Transfer of plasmid-DNA into Roseobacter strains by electroporation Electro-competent cells were prepared as described previously by Miller and Belas [2006] with slight modifications. Therefore, cells were grown in MB medium at 30°C and 200 rpm to an OD578 of 0.5. Ten ml culture was centrifuged for 15 min at 3,200
× g.
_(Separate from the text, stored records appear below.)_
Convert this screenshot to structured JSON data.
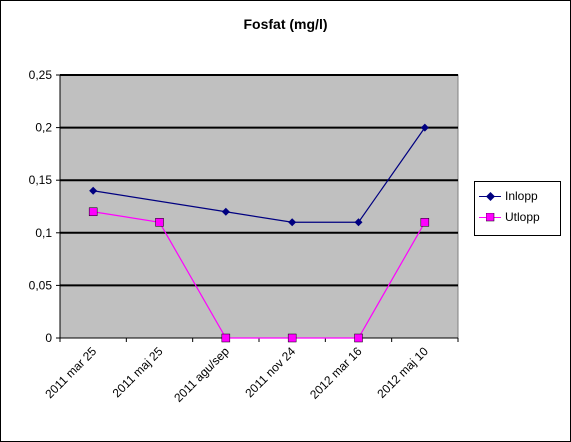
{
  "chart_data": {
    "type": "line",
    "title": "Fosfat (mg/l)",
    "xlabel": "",
    "ylabel": "",
    "categories": [
      "2011 mar 25",
      "2011 maj 25",
      "2011 agu/sep",
      "2011 nov 24",
      "2012 mar 16",
      "2012 maj 10"
    ],
    "ylim": [
      0,
      0.25
    ],
    "yticks": [
      "0",
      "0,05",
      "0,1",
      "0,15",
      "0,2",
      "0,25"
    ],
    "ytick_values": [
      0,
      0.05,
      0.1,
      0.15,
      0.2,
      0.25
    ],
    "grid": true,
    "legend_position": "right",
    "plot_background": "#c0c0c0",
    "series": [
      {
        "name": "Inlopp",
        "color": "#000080",
        "marker": "diamond",
        "values": [
          0.14,
          null,
          0.12,
          0.11,
          0.11,
          0.2
        ]
      },
      {
        "name": "Utlopp",
        "color": "#ff00ff",
        "marker": "square",
        "values": [
          0.12,
          0.11,
          0,
          0,
          0,
          0.11
        ]
      }
    ]
  }
}
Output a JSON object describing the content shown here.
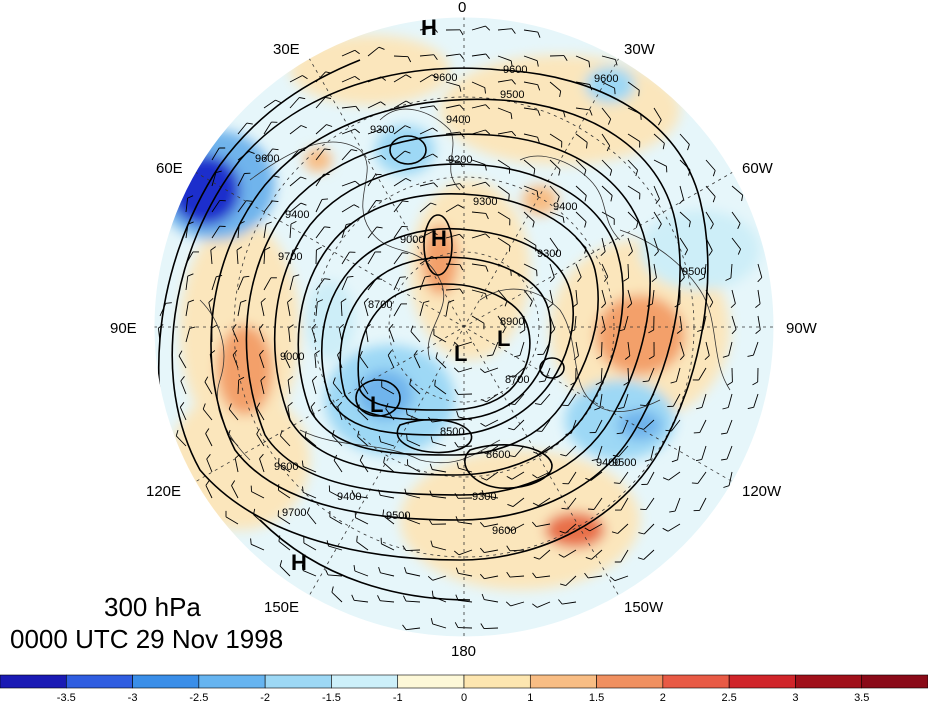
{
  "caption": {
    "level": "300 hPa",
    "time": "0000 UTC 29 Nov 1998"
  },
  "longitude_labels": {
    "lon_0": "0",
    "lon_30w": "30W",
    "lon_60w": "60W",
    "lon_90w": "90W",
    "lon_120w": "120W",
    "lon_150w": "150W",
    "lon_180": "180",
    "lon_150e": "150E",
    "lon_120e": "120E",
    "lon_90e": "90E",
    "lon_60e": "60E",
    "lon_30e": "30E"
  },
  "contour_labels": [
    "9600",
    "9600",
    "9500",
    "9400",
    "9300",
    "9600",
    "9200",
    "9300",
    "9000",
    "9400",
    "9600",
    "9400",
    "9300",
    "9500",
    "8900",
    "8700",
    "8500",
    "8600",
    "9400",
    "9500",
    "9300",
    "9400",
    "9500",
    "9600",
    "9700",
    "9600",
    "9700",
    "8700",
    "9000"
  ],
  "centers": {
    "high_north": "H",
    "high_center": "H",
    "high_southwest": "H",
    "low_center": "L",
    "low_west": "L",
    "low_east": "L"
  },
  "colorbar": {
    "ticks": [
      "-3.5",
      "-3",
      "-2.5",
      "-2",
      "-1.5",
      "-1",
      "0",
      "1",
      "1.5",
      "2",
      "2.5",
      "3",
      "3.5"
    ],
    "colors": [
      "#1f1fc8",
      "#2f5de0",
      "#3a8ee8",
      "#66b4f0",
      "#9dd8f5",
      "#cdf0fa",
      "#fdf8d8",
      "#fde6b0",
      "#f8bd84",
      "#f09060",
      "#e85a45",
      "#d0252a",
      "#a0101a"
    ]
  },
  "field_colors": {
    "ocean_neutral": "#e6f6fa",
    "warm_pale": "#fbe6bc",
    "cold_pale": "#cdeef8",
    "cold_medium": "#6fb4ec",
    "cold_strong": "#1f2fcc",
    "warm_medium": "#f3a06a",
    "warm_strong": "#e8704a"
  }
}
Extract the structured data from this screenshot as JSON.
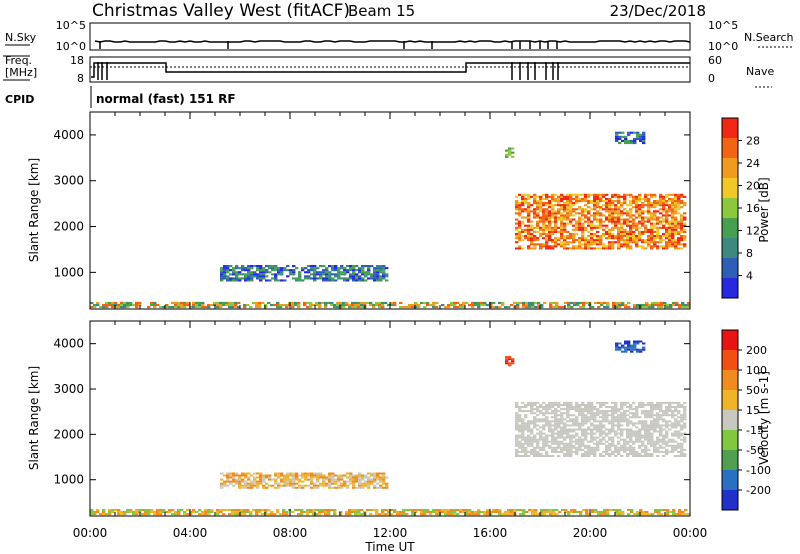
{
  "header": {
    "title": "Christmas Valley West (fitACF)",
    "beam": "Beam 15",
    "date": "23/Dec/2018"
  },
  "noise_panel": {
    "left_label": "N.Sky",
    "right_label": "N.Search",
    "left_ticks": [
      "10^5",
      "10^0"
    ],
    "right_ticks": [
      "10^5",
      "10^0"
    ]
  },
  "freq_panel": {
    "left_label_1": "Freq.",
    "left_label_2": "[MHz]",
    "right_label": "Nave",
    "left_ticks": [
      "18",
      "8"
    ],
    "right_ticks": [
      "60",
      "0"
    ]
  },
  "cpid": {
    "label": "CPID",
    "value": "normal (fast) 151 RF"
  },
  "chart_data": [
    {
      "type": "heatmap",
      "name": "power",
      "ylabel": "Slant Range [km]",
      "xlabel": "Time UT",
      "x_ticks": [
        "00:00",
        "04:00",
        "08:00",
        "12:00",
        "16:00",
        "20:00",
        "00:00"
      ],
      "y_ticks": [
        "1000",
        "2000",
        "3000",
        "4000"
      ],
      "ylim": [
        200,
        4500
      ],
      "xlim_hours": [
        0,
        24
      ],
      "colorbar_label": "Power [dB]",
      "colorbar_ticks": [
        "28",
        "24",
        "20",
        "16",
        "12",
        "8",
        "4"
      ],
      "colors": [
        "#2828e0",
        "#2c5fb5",
        "#3c8a7e",
        "#46a050",
        "#8cc83c",
        "#f0c828",
        "#f09a1e",
        "#f06414",
        "#f02814"
      ],
      "regions": [
        {
          "t0": 0.0,
          "t1": 24.0,
          "r0": 220,
          "r1": 330,
          "levels": [
            2,
            3,
            4,
            6,
            7
          ]
        },
        {
          "t0": 5.2,
          "t1": 11.8,
          "r0": 800,
          "r1": 1150,
          "levels": [
            0,
            1,
            2,
            3
          ]
        },
        {
          "t0": 17.0,
          "t1": 23.8,
          "r0": 1500,
          "r1": 2700,
          "levels": [
            5,
            6,
            7,
            8
          ]
        },
        {
          "t0": 21.0,
          "t1": 22.2,
          "r0": 3800,
          "r1": 4050,
          "levels": [
            0,
            1,
            3
          ]
        },
        {
          "t0": 16.6,
          "t1": 16.9,
          "r0": 3500,
          "r1": 3700,
          "levels": [
            3,
            4
          ]
        }
      ]
    },
    {
      "type": "heatmap",
      "name": "velocity",
      "ylabel": "Slant Range [km]",
      "xlabel": "Time UT",
      "x_ticks": [
        "00:00",
        "04:00",
        "08:00",
        "12:00",
        "16:00",
        "20:00",
        "00:00"
      ],
      "y_ticks": [
        "1000",
        "2000",
        "3000",
        "4000"
      ],
      "ylim": [
        200,
        4500
      ],
      "xlim_hours": [
        0,
        24
      ],
      "colorbar_label": "Velocity [m s-1]",
      "colorbar_ticks": [
        "200",
        "100",
        "50",
        "15",
        "-15",
        "-50",
        "-100",
        "-200"
      ],
      "colors": [
        "#2030c8",
        "#2870c0",
        "#50a050",
        "#80c840",
        "#c8c8c0",
        "#f0b428",
        "#f08c1e",
        "#f05014",
        "#e81414"
      ],
      "regions": [
        {
          "t0": 0.0,
          "t1": 24.0,
          "r0": 220,
          "r1": 330,
          "levels": [
            3,
            5,
            6
          ]
        },
        {
          "t0": 5.2,
          "t1": 11.8,
          "r0": 800,
          "r1": 1150,
          "levels": [
            4,
            5,
            6
          ]
        },
        {
          "t0": 17.0,
          "t1": 23.8,
          "r0": 1500,
          "r1": 2700,
          "levels": [
            4
          ]
        },
        {
          "t0": 21.0,
          "t1": 22.2,
          "r0": 3800,
          "r1": 4050,
          "levels": [
            0,
            1
          ]
        },
        {
          "t0": 16.6,
          "t1": 16.9,
          "r0": 3500,
          "r1": 3700,
          "levels": [
            7,
            8
          ]
        }
      ]
    }
  ]
}
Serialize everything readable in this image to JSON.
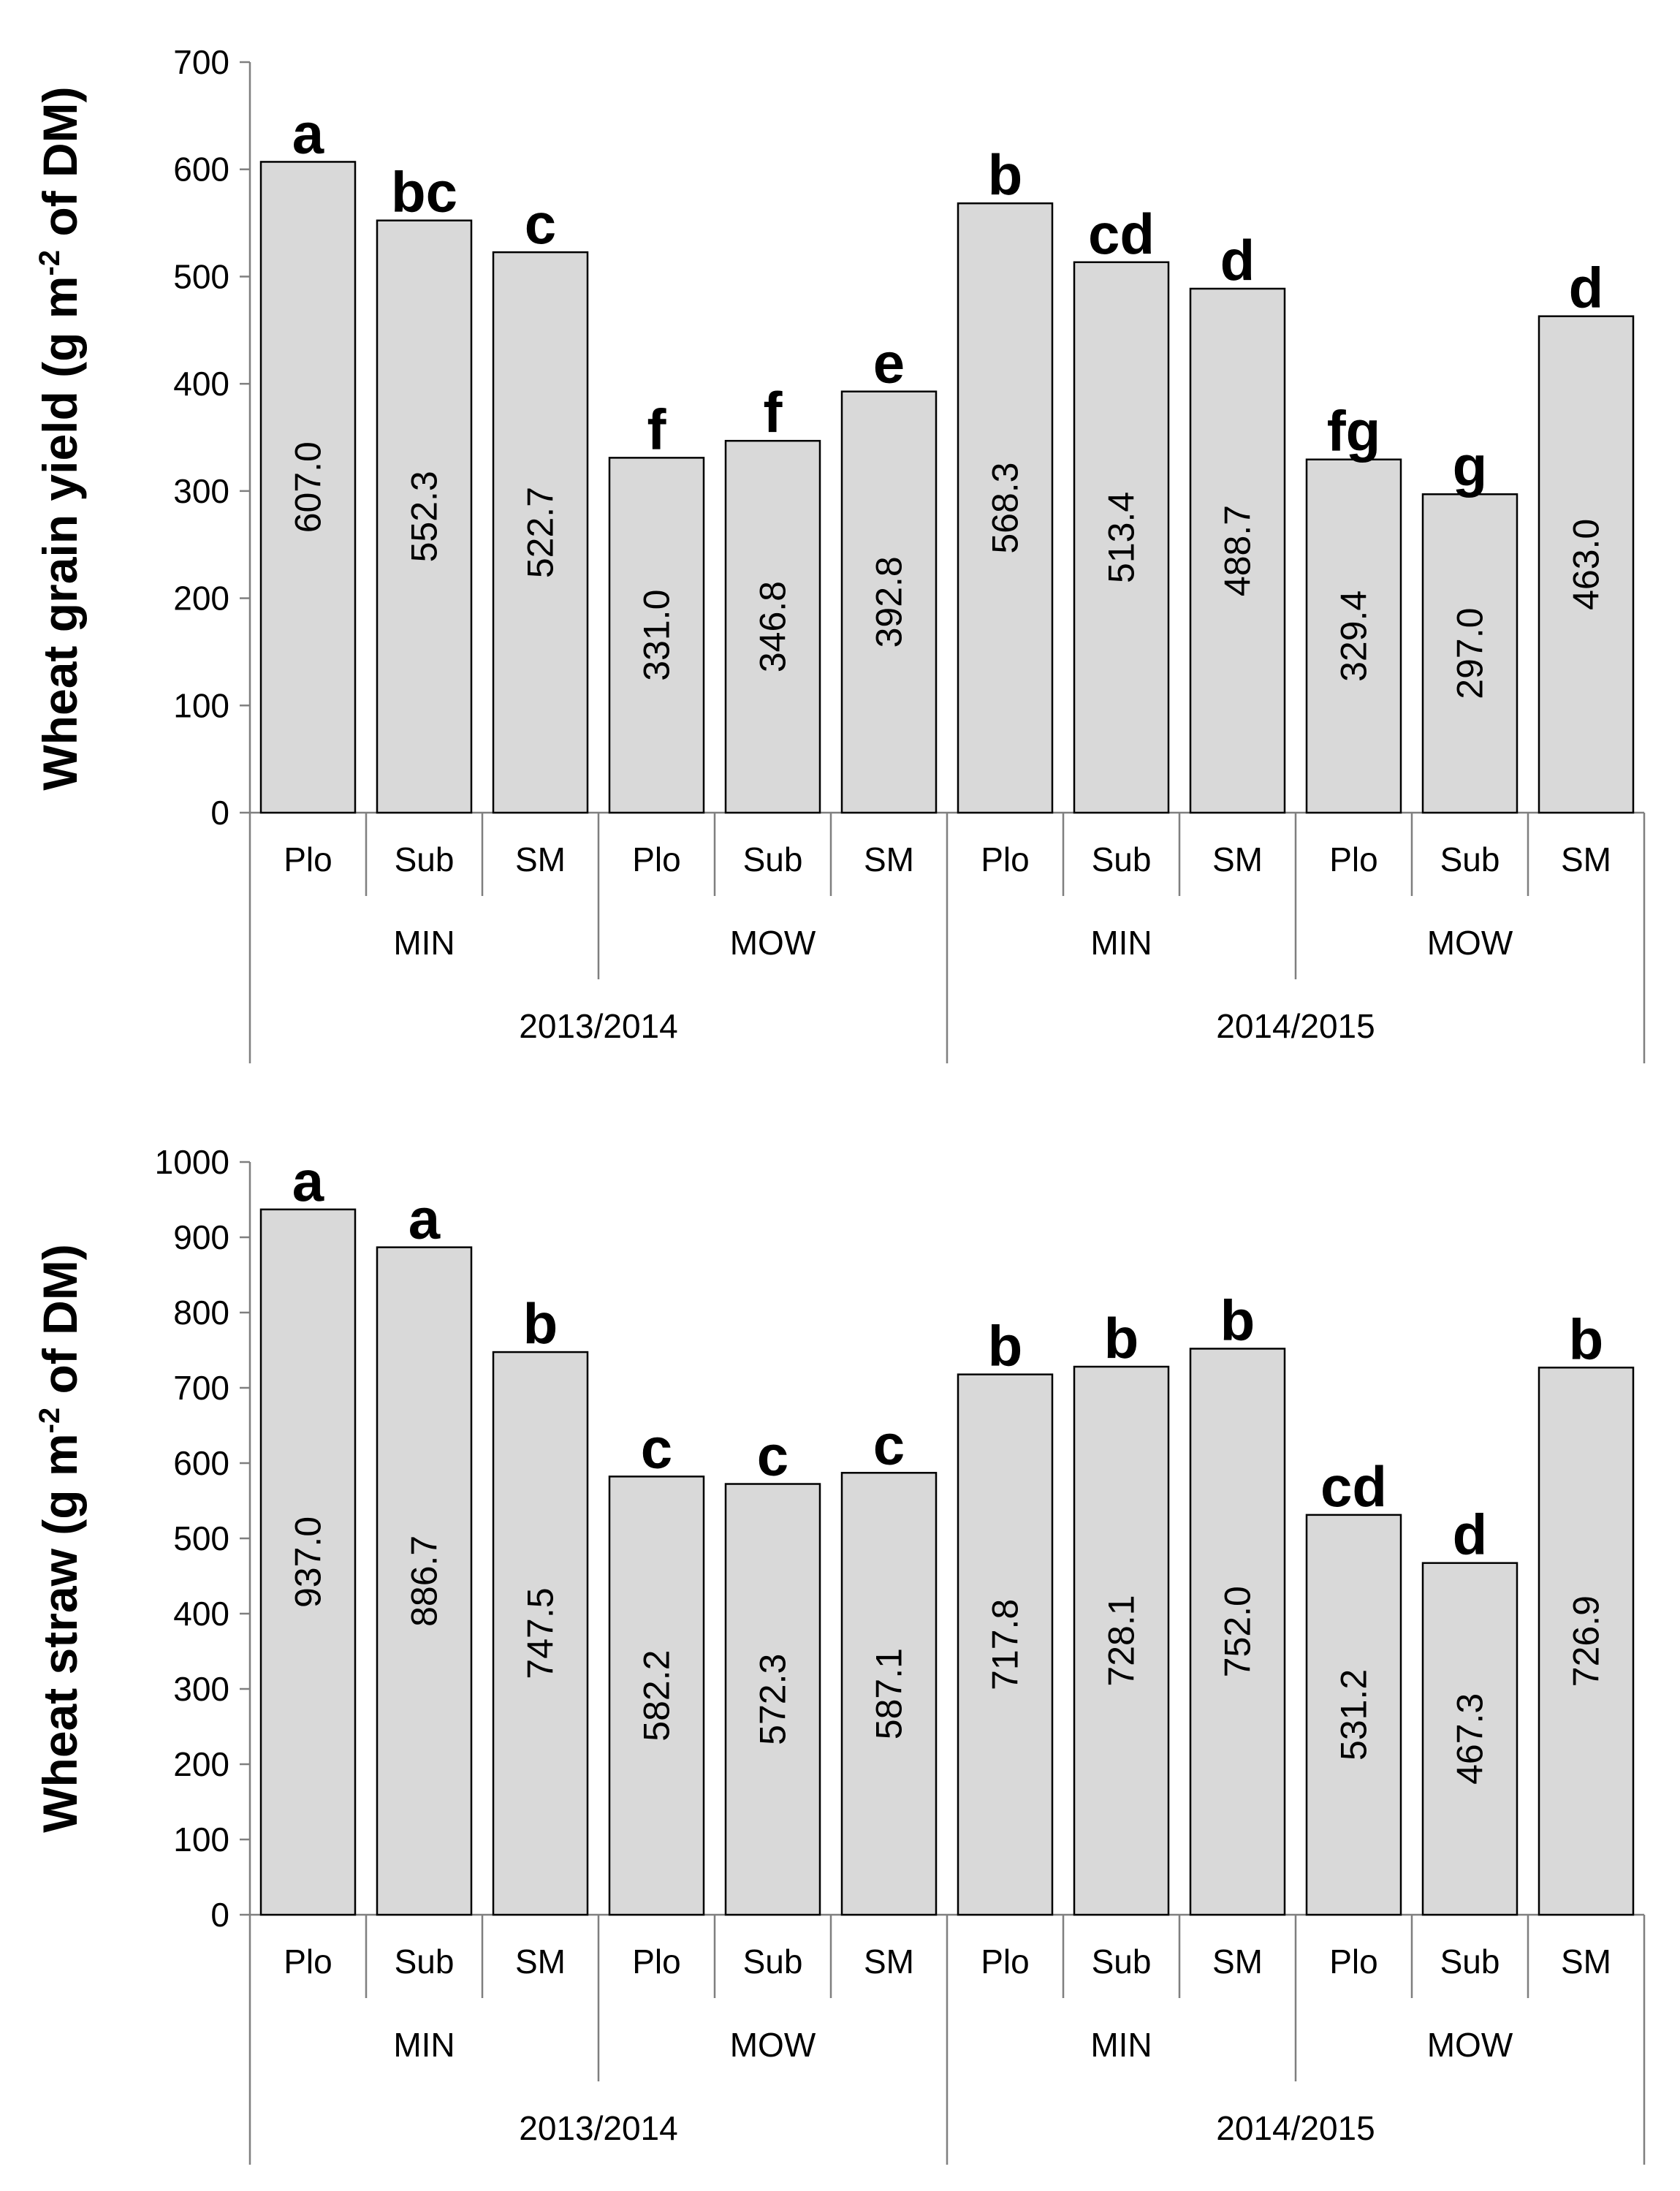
{
  "chart_data": [
    {
      "type": "bar",
      "title": "",
      "ylabel_main": "Wheat grain yield (g m",
      "ylabel_sup": "-2",
      "ylabel_end": " of DM)",
      "ylim": [
        0,
        700
      ],
      "yticks": [
        0,
        100,
        200,
        300,
        400,
        500,
        600,
        700
      ],
      "seasons": [
        "2013/2014",
        "2014/2015"
      ],
      "systems": [
        "MIN",
        "MOW"
      ],
      "categories": [
        "Plo",
        "Sub",
        "SM",
        "Plo",
        "Sub",
        "SM",
        "Plo",
        "Sub",
        "SM",
        "Plo",
        "Sub",
        "SM"
      ],
      "values": [
        607.0,
        552.3,
        522.7,
        331.0,
        346.8,
        392.8,
        568.3,
        513.4,
        488.7,
        329.4,
        297.0,
        463.0
      ],
      "value_labels": [
        "607.0",
        "552.3",
        "522.7",
        "331.0",
        "346.8",
        "392.8",
        "568.3",
        "513.4",
        "488.7",
        "329.4",
        "297.0",
        "463.0"
      ],
      "letters": [
        "a",
        "bc",
        "c",
        "f",
        "f",
        "e",
        "b",
        "cd",
        "d",
        "fg",
        "g",
        "d"
      ]
    },
    {
      "type": "bar",
      "title": "",
      "ylabel_main": "Wheat straw (g m",
      "ylabel_sup": "-2",
      "ylabel_end": " of DM)",
      "ylim": [
        0,
        1000
      ],
      "yticks": [
        0,
        100,
        200,
        300,
        400,
        500,
        600,
        700,
        800,
        900,
        1000
      ],
      "seasons": [
        "2013/2014",
        "2014/2015"
      ],
      "systems": [
        "MIN",
        "MOW"
      ],
      "categories": [
        "Plo",
        "Sub",
        "SM",
        "Plo",
        "Sub",
        "SM",
        "Plo",
        "Sub",
        "SM",
        "Plo",
        "Sub",
        "SM"
      ],
      "values": [
        937.0,
        886.7,
        747.5,
        582.2,
        572.3,
        587.1,
        717.8,
        728.1,
        752.0,
        531.2,
        467.3,
        726.9
      ],
      "value_labels": [
        "937.0",
        "886.7",
        "747.5",
        "582.2",
        "572.3",
        "587.1",
        "717.8",
        "728.1",
        "752.0",
        "531.2",
        "467.3",
        "726.9"
      ],
      "letters": [
        "a",
        "a",
        "b",
        "c",
        "c",
        "c",
        "b",
        "b",
        "b",
        "cd",
        "d",
        "b"
      ]
    }
  ],
  "colors": {
    "bar_fill": "#d9d9d9",
    "bar_stroke": "#000000",
    "axis": "#7f7f7f"
  }
}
Sedimented cells were washed 5 times with 10 ml cold 10% (v/v) glycerol in ultra-pure water. Then, the cell pellet was resuspended in 400 μl 10% (v/v) glycerol and 50 μl aliquots were frozen in liquid nitrogen and stored at -80°C. For electroporation, 25 – 50 ng plasmid-DNA were added to 50 μl competent cells selleck screening library in an ice cold 2 mm pulser cuvette (Bio-Rad, Munich, Germany). The mixture was treated in a Bio Rad gene pulser II with field strength of 1.5 – 3.0 kV, resistance of 200 Ω and capacitance of 25 μF. After electroporation the cells were transferred to 1 ml cold MB media and incubated overnight at room temperature with shaking at 300 rpm to allow the expression of antibiotic resistance genes. To investigate electroporation efficiency, cells were serially diluted in 1.7% (w/v) sea salt solution and plated on hMB agar plates with
the appropriate antibiotic concentration and incubated for 2 days (Phaeobacter strains and O. indolifex) or 4 days (Roseobacter strains and D. shibae) at 30°C. Subsequently, colony forming units (cfu) were determined. Conjugal transfer of plasmid-DNA from E. coli into Roseobacter strains The conjugation procedure was modificated DMXAA cell line for Roseobacter strains from the protocol of Thoma and Schobert
[2009]. The recipient Roseobacter strains were cultivated for 18 h in MB-Medium. The donor E. coli strain ST18 was grown in LB-medium supplemented with 50 μg/ml ALA (Sigma-Aldrich, Munich, Germany) up to the (-)-p-Bromotetramisole Oxalate logarithmic phase (OD578 = 0.5 – 0.6). Both cultures were mixed in a donor:recipient ratio of 1:1; 2:1; 5:1 or 10:1 according to the optical density (OD578) of the cultures. Cells were sedimented by centrifugation for 2 min at 8,000 × g at 20°C, resuspended in the residual liquid and used to inoculate hMB agar, LB+hs agar and hLB+hs agar respectively, all supplemented with 50 mg/ml ALA, in form of a spot. The plates were incubated at 30°C for 24 h and 48 h. Subsequently, cells were scraped from the plate and resuspended in 1 ml MB by vigorous shaking. Disruption of cell aggregates was confirmed via microscopic inspection of the resulting single cells. A dilution series in 1.7% (w/v) sea salt solution was prepared and plated on hMB with the appropriate antibiotic concentration to determine the number of transconjugants per ml. Since the plates did not contain ALA the auxotrophic donor E. coli strain was not able to grow. In parallel, transconjugants were also plated on hMB without antibiotics to determine the number of viable cells per ml.